# Discovering MlflowClient API 

- Create experiment
- List experiments
- Discovering experiment runs
- Manipulating runs info and data
- Model register
- Model versioning
- Testing models as a deployment engineer 
- Modify model alieses 

In [3]:
from mlflow.tracking import MlflowClient
from mlflow.entities import ViewType

client = MlflowClient(tracking_uri="sqlite:///mlflow.db")

### Experiments

In [2]:
experiment_tags = {
  "developer": "kamal",
  "data": "nyc-taxi"
}

# created new experiment
# articat location parameter if None defaults to "mlfurn/{experiment_id}"
client.create_experiment("nyc-taxi-experiment", tags=experiment_tags)

'1'

In [7]:
# dicovering existing experiment
existing_experiments = client.search_experiments()
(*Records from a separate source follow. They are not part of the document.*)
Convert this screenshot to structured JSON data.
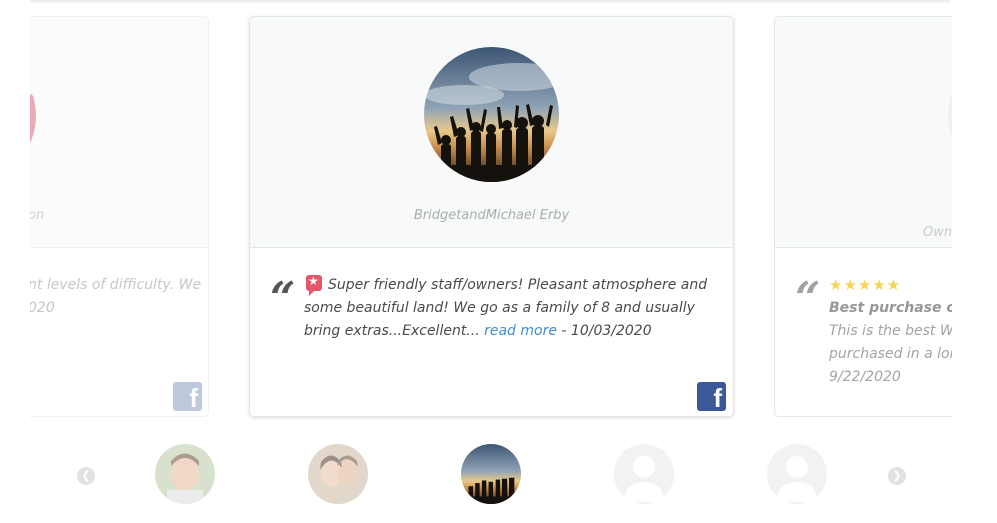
{
  "carousel": {
    "left_card": {
      "name_fragment": "on",
      "text_line1": "nt levels of difficulty. We",
      "text_line2": "020",
      "source_icon": "facebook-icon"
    },
    "center_card": {
      "reviewer_name": "BridgetandMichael Erby",
      "review_text": "Super friendly staff/owners! Pleasant atmosphere and some beautiful land! We go as a family of 8 and usually bring extras...Excellent...",
      "read_more_label": "read more",
      "separator": " - ",
      "date": "10/03/2020",
      "badge_icon": "yelp-star-icon",
      "source_icon": "facebook-icon"
    },
    "right_card": {
      "name_fragment": "Owne",
      "rating": 5,
      "title_fragment": "Best purchase of th",
      "text_line1": "This is the best Word",
      "text_line2": "purchased in a long",
      "date": "9/22/2020"
    }
  },
  "thumbnails": [
    {
      "name": "reviewer-thumb-1",
      "type": "photo-man"
    },
    {
      "name": "reviewer-thumb-2",
      "type": "photo-couple"
    },
    {
      "name": "reviewer-thumb-3",
      "type": "photo-group",
      "active": true
    },
    {
      "name": "reviewer-thumb-4",
      "type": "default-avatar"
    },
    {
      "name": "reviewer-thumb-5",
      "type": "default-avatar"
    }
  ],
  "nav": {
    "prev_icon": "chevron-left-icon",
    "next_icon": "chevron-right-icon"
  },
  "colors": {
    "link": "#3f8ed6",
    "facebook": "#3b5998",
    "star": "#f4d03f",
    "badge": "#e2576a"
  }
}
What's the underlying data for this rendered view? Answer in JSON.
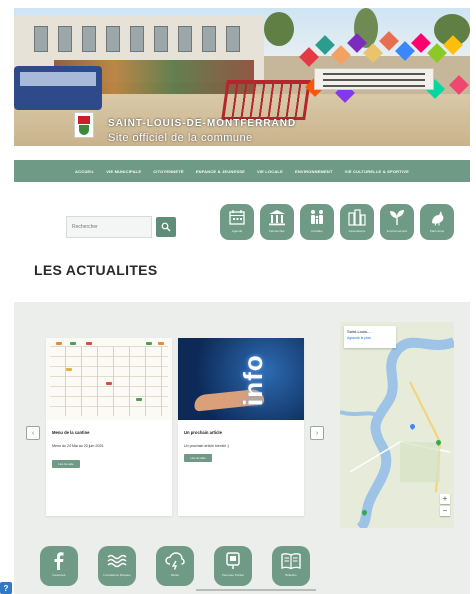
{
  "hero": {
    "title": "SAINT-LOUIS-DE-MONTFERRAND",
    "subtitle": "Site officiel de la commune",
    "banner_lines": 3
  },
  "nav": {
    "items": [
      "ACCUEIL",
      "VIE MUNICIPALE",
      "CITOYENNETÉ",
      "ENFANCE & JEUNESSE",
      "VIE LOCALE",
      "ENVIRONNEMENT",
      "VIE CULTURELLE & SPORTIVE"
    ]
  },
  "search": {
    "placeholder": "Rechercher"
  },
  "quick_links": [
    {
      "label": "Agenda",
      "icon": "calendar-icon"
    },
    {
      "label": "Démarches",
      "icon": "town-hall-icon"
    },
    {
      "label": "Familles",
      "icon": "family-icon"
    },
    {
      "label": "Associations",
      "icon": "buildings-icon"
    },
    {
      "label": "Environnement",
      "icon": "plant-icon"
    },
    {
      "label": "Patrimoine",
      "icon": "bird-icon"
    }
  ],
  "section": {
    "title": "LES ACTUALITES"
  },
  "cards": [
    {
      "title": "Menu de la cantine",
      "text": "Menu du 24 Mai au 20 juin 2025",
      "button": "Lire la suite"
    },
    {
      "title": "Un prochain article",
      "text": "Un prochain article bientôt :)",
      "button": "Lire la suite"
    }
  ],
  "info_card_image_text": "info",
  "map": {
    "place": "Saint-Louis-...",
    "link": "Agrandir le plan",
    "zoom_in": "+",
    "zoom_out": "−"
  },
  "footer_links": [
    {
      "label": "Facebook",
      "icon": "facebook-icon"
    },
    {
      "label": "Inondations Risques",
      "icon": "waves-icon"
    },
    {
      "label": "Météo",
      "icon": "weather-icon"
    },
    {
      "label": "Panneau Pocket",
      "icon": "phone-icon"
    },
    {
      "label": "Bulletins",
      "icon": "book-icon"
    }
  ],
  "arrows": {
    "prev": "‹",
    "next": "›"
  },
  "help_icon": "?",
  "colors": {
    "accent": "#6f9a86",
    "accent_dark": "#5f8d7a",
    "news_bg": "#eceeec"
  }
}
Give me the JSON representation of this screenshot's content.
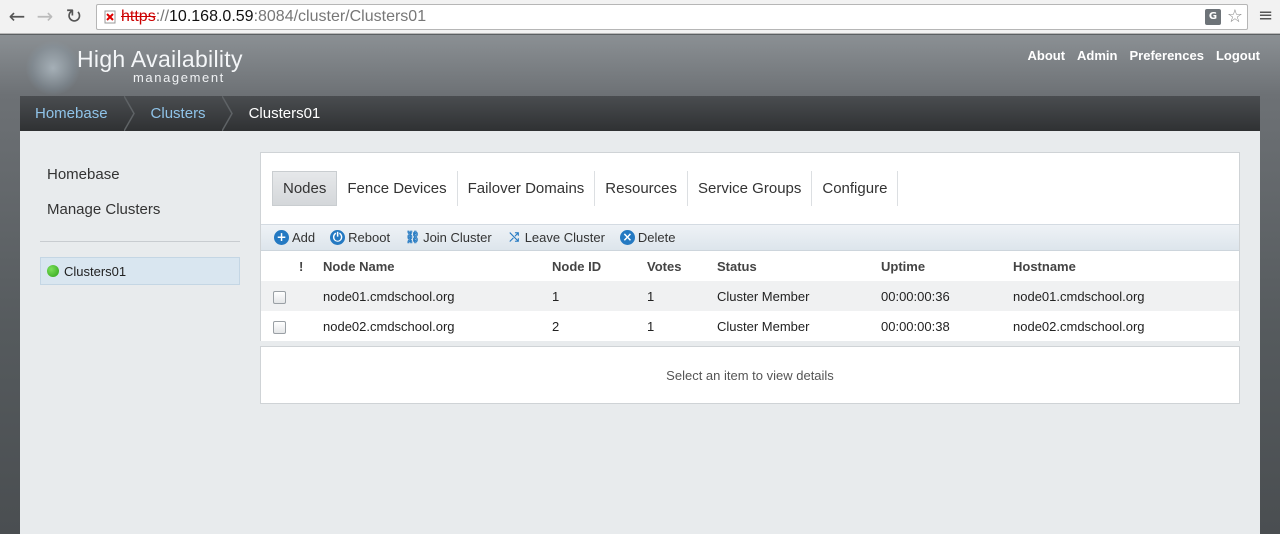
{
  "browser": {
    "url_protocol": "https",
    "url_sep": "://",
    "url_host": "10.168.0.59",
    "url_path": ":8084/cluster/Clusters01",
    "back_icon": "back-arrow-icon",
    "forward_icon": "forward-arrow-icon",
    "reload_icon": "reload-icon"
  },
  "app": {
    "title": "High Availability",
    "subtitle": "management"
  },
  "topnav": {
    "items": [
      "About",
      "Admin",
      "Preferences",
      "Logout"
    ]
  },
  "breadcrumb": {
    "items": [
      "Homebase",
      "Clusters",
      "Clusters01"
    ]
  },
  "sidebar": {
    "items": [
      "Homebase",
      "Manage Clusters"
    ],
    "cluster": "Clusters01",
    "cluster_status_color": "#2ea31a"
  },
  "tabs": [
    "Nodes",
    "Fence Devices",
    "Failover Domains",
    "Resources",
    "Service Groups",
    "Configure"
  ],
  "toolbar": {
    "add": "Add",
    "reboot": "Reboot",
    "join": "Join Cluster",
    "leave": "Leave Cluster",
    "delete": "Delete"
  },
  "table": {
    "headers": [
      "!",
      "Node Name",
      "Node ID",
      "Votes",
      "Status",
      "Uptime",
      "Hostname"
    ],
    "rows": [
      [
        "node01.cmdschool.org",
        "1",
        "1",
        "Cluster Member",
        "00:00:00:36",
        "node01.cmdschool.org"
      ],
      [
        "node02.cmdschool.org",
        "2",
        "1",
        "Cluster Member",
        "00:00:00:38",
        "node02.cmdschool.org"
      ]
    ]
  },
  "details": {
    "placeholder": "Select an item to view details"
  }
}
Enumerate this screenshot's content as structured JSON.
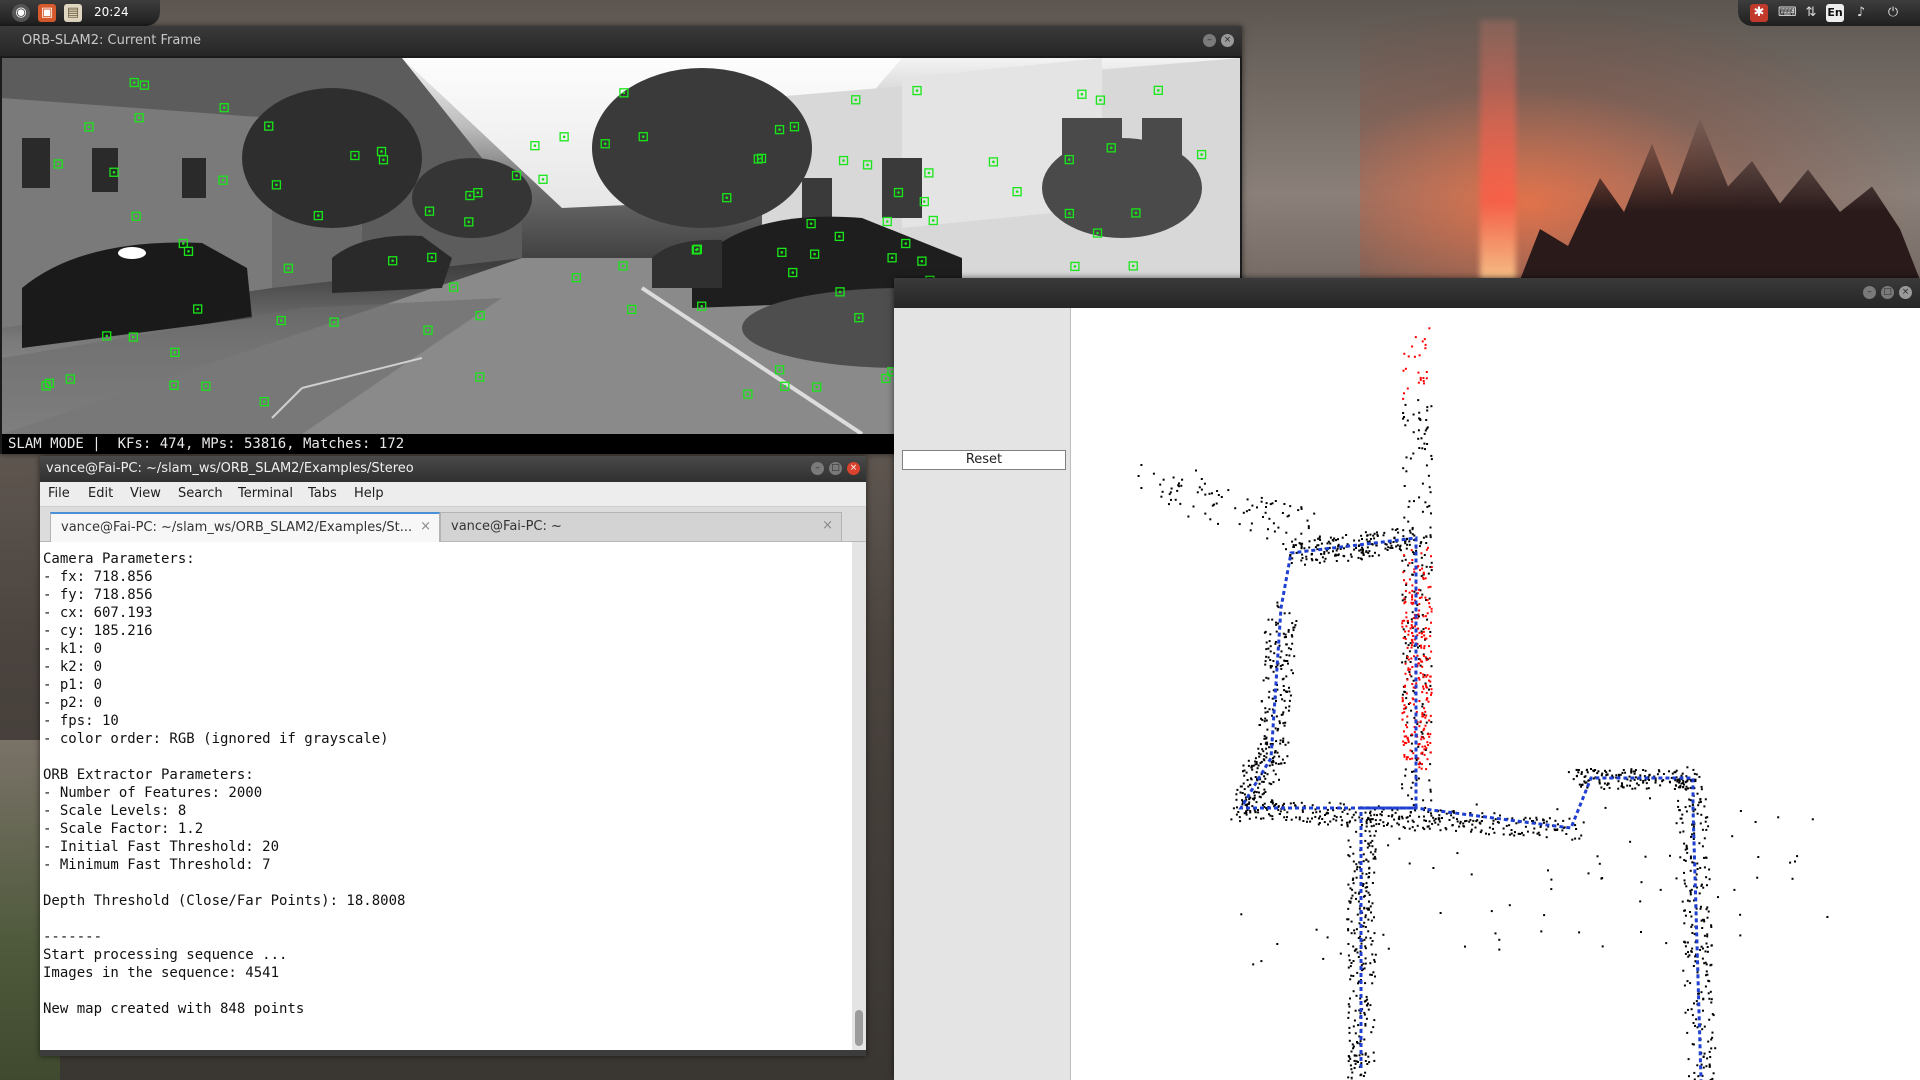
{
  "top_panel": {
    "clock": "20:24",
    "left_icons": [
      "ubuntu-logo-icon",
      "files-icon",
      "folder-icon"
    ],
    "right_icons": [
      "settings-icon",
      "keyboard-icon",
      "network-icon",
      "language-indicator",
      "volume-icon",
      "power-icon"
    ],
    "language": "En"
  },
  "camera_window": {
    "title": "ORB-SLAM2: Current Frame",
    "status": "SLAM MODE |  KFs: 474, MPs: 53816, Matches: 172",
    "feature_color": "#19e619"
  },
  "terminal": {
    "title": "vance@Fai-PC: ~/slam_ws/ORB_SLAM2/Examples/Stereo",
    "menu": [
      "File",
      "Edit",
      "View",
      "Search",
      "Terminal",
      "Tabs",
      "Help"
    ],
    "tabs": [
      {
        "label": "vance@Fai-PC: ~/slam_ws/ORB_SLAM2/Examples/St...",
        "active": true
      },
      {
        "label": "vance@Fai-PC: ~",
        "active": false
      }
    ],
    "output": "Camera Parameters:\n- fx: 718.856\n- fy: 718.856\n- cx: 607.193\n- cy: 185.216\n- k1: 0\n- k2: 0\n- p1: 0\n- p2: 0\n- fps: 10\n- color order: RGB (ignored if grayscale)\n\nORB Extractor Parameters:\n- Number of Features: 2000\n- Scale Levels: 8\n- Scale Factor: 1.2\n- Initial Fast Threshold: 20\n- Minimum Fast Threshold: 7\n\nDepth Threshold (Close/Far Points): 18.8008\n\n-------\nStart processing sequence ...\nImages in the sequence: 4541\n\nNew map created with 848 points"
  },
  "map_viewer": {
    "reset_label": "Reset",
    "trajectory_color": "#1f3fd0",
    "local_points_color": "#ff0000",
    "map_points_color": "#000000"
  }
}
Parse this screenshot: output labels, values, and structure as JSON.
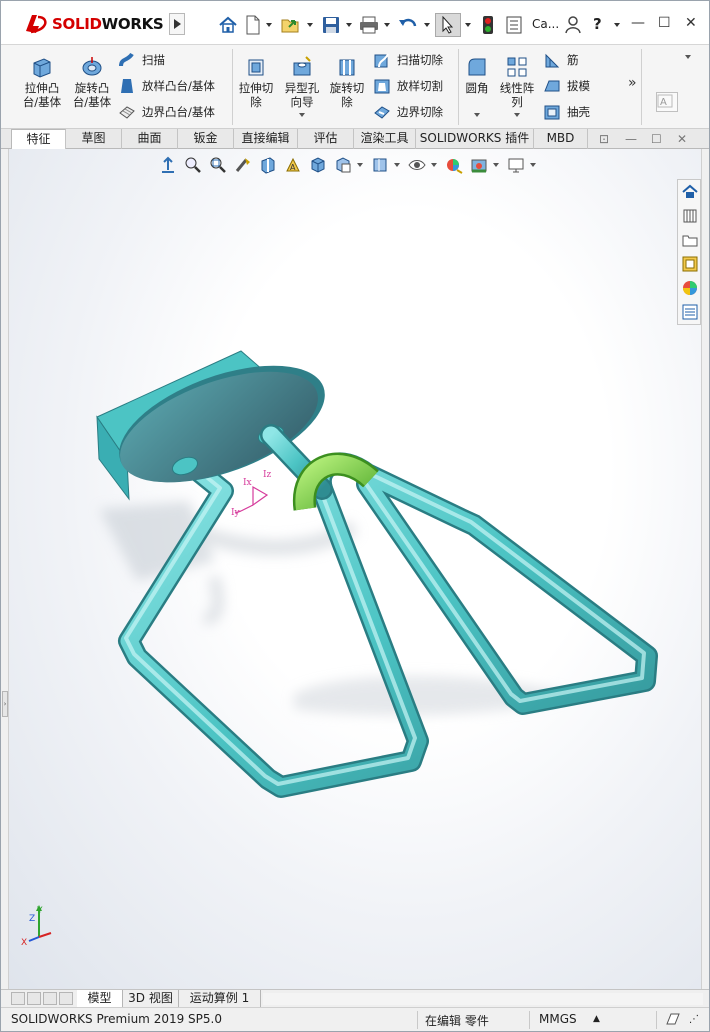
{
  "app": {
    "brand_prefix": "3DS",
    "brand_name": "SOLIDWORKS",
    "brand_parts": [
      "SOLID",
      "WORKS"
    ]
  },
  "quick_access": {
    "items": [
      "home-icon",
      "new-document-icon",
      "open-icon",
      "save-icon",
      "print-icon",
      "undo-icon",
      "select-cursor-icon",
      "rebuild-traffic-light-icon",
      "file-properties-icon",
      "user-icon",
      "help-icon"
    ],
    "user_label": "Ca...",
    "help_label": "?"
  },
  "window_controls": {
    "minimize": "—",
    "maximize": "☐",
    "close": "✕"
  },
  "ribbon": {
    "extrude_boss": {
      "line1": "拉伸凸",
      "line2": "台/基体"
    },
    "revolve_boss": {
      "line1": "旋转凸",
      "line2": "台/基体"
    },
    "sweep": "扫描",
    "loft_boss": "放样凸台/基体",
    "boundary_boss": "边界凸台/基体",
    "extrude_cut": {
      "line1": "拉伸切",
      "line2": "除"
    },
    "hole_wizard": {
      "line1": "异型孔",
      "line2": "向导"
    },
    "revolve_cut": {
      "line1": "旋转切",
      "line2": "除"
    },
    "swept_cut": "扫描切除",
    "lofted_cut": "放样切割",
    "boundary_cut": "边界切除",
    "fillet": "圆角",
    "linear_pattern": {
      "line1": "线性阵",
      "line2": "列"
    },
    "rib": "筋",
    "draft": "拔模",
    "shell": "抽壳",
    "more": "»"
  },
  "command_tabs": [
    "特征",
    "草图",
    "曲面",
    "钣金",
    "直接编辑",
    "评估",
    "渲染工具",
    "SOLIDWORKS 插件",
    "MBD"
  ],
  "active_tab": "特征",
  "heads_up_toolbar": [
    "view-orientation-icon",
    "zoom-to-fit-icon",
    "zoom-to-area-icon",
    "previous-view-icon",
    "section-view-icon",
    "dynamic-annotation-icon",
    "view-orientation-cube-icon",
    "display-style-icon",
    "hide-show-items-icon",
    "edit-appearance-icon",
    "apply-scene-icon",
    "view-settings-icon"
  ],
  "task_pane": [
    "solidworks-resources-icon",
    "design-library-icon",
    "file-explorer-icon",
    "view-palette-icon",
    "appearances-scenes-icon",
    "custom-properties-icon"
  ],
  "model": {
    "colors": {
      "body": "#4cc4c4",
      "flange": "#3f8f98",
      "highlight": "#66cc33",
      "ground_shadow": "#d8dde4"
    },
    "triad_labels": {
      "x": "Ix",
      "y": "Iy",
      "z": "Iz"
    }
  },
  "axis_triad": {
    "x": "X",
    "y": "Y",
    "z": "Z"
  },
  "model_tabs": [
    "模型",
    "3D 视图",
    "运动算例 1"
  ],
  "active_model_tab": "模型",
  "status_bar": {
    "product": "SOLIDWORKS Premium 2019 SP5.0",
    "mode": "在编辑 零件",
    "units": "MMGS",
    "units_caret": "▲"
  }
}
print(f"There exist {len(existing_experiments)} experiments")
for exp in sorted(existing_experiments, key=lambda exp: exp.experiment_id):
  print(f"{exp.experiment_id}: {exp.name}")
  for key, value in exp.tags.items():
    print(f"\t{key}: {value}")

There exist 2 experiments
0: Default
1: nyc-taxi-experiment
	developer: kamal
	data: nyc-taxi


### Creating some Runs

In [1]:
import xgboost as xgb
from sklearn.metrics import root_mean_squared_error
from sklearn.linear_model import LinearRegression, Lasso
from sklearn.ensemble import RandomForestRegressor
from sklearn.tree import DecisionTreeRegressor
from sklearn.feature_extraction import DictVectorizer

from data_loader import read_dataframe

In [2]:
training_data = ["../data/green_tripdata_2021-01.parquet"]
validation_data = ["../data/green_tripdata_2021-03.parquet"]
test_data = ["../data/green_tripdata_2021-04.parquet"]

In [3]:
df_train = read_dataframe(*training_data)
df_validation = read_dataframe(*validation_data)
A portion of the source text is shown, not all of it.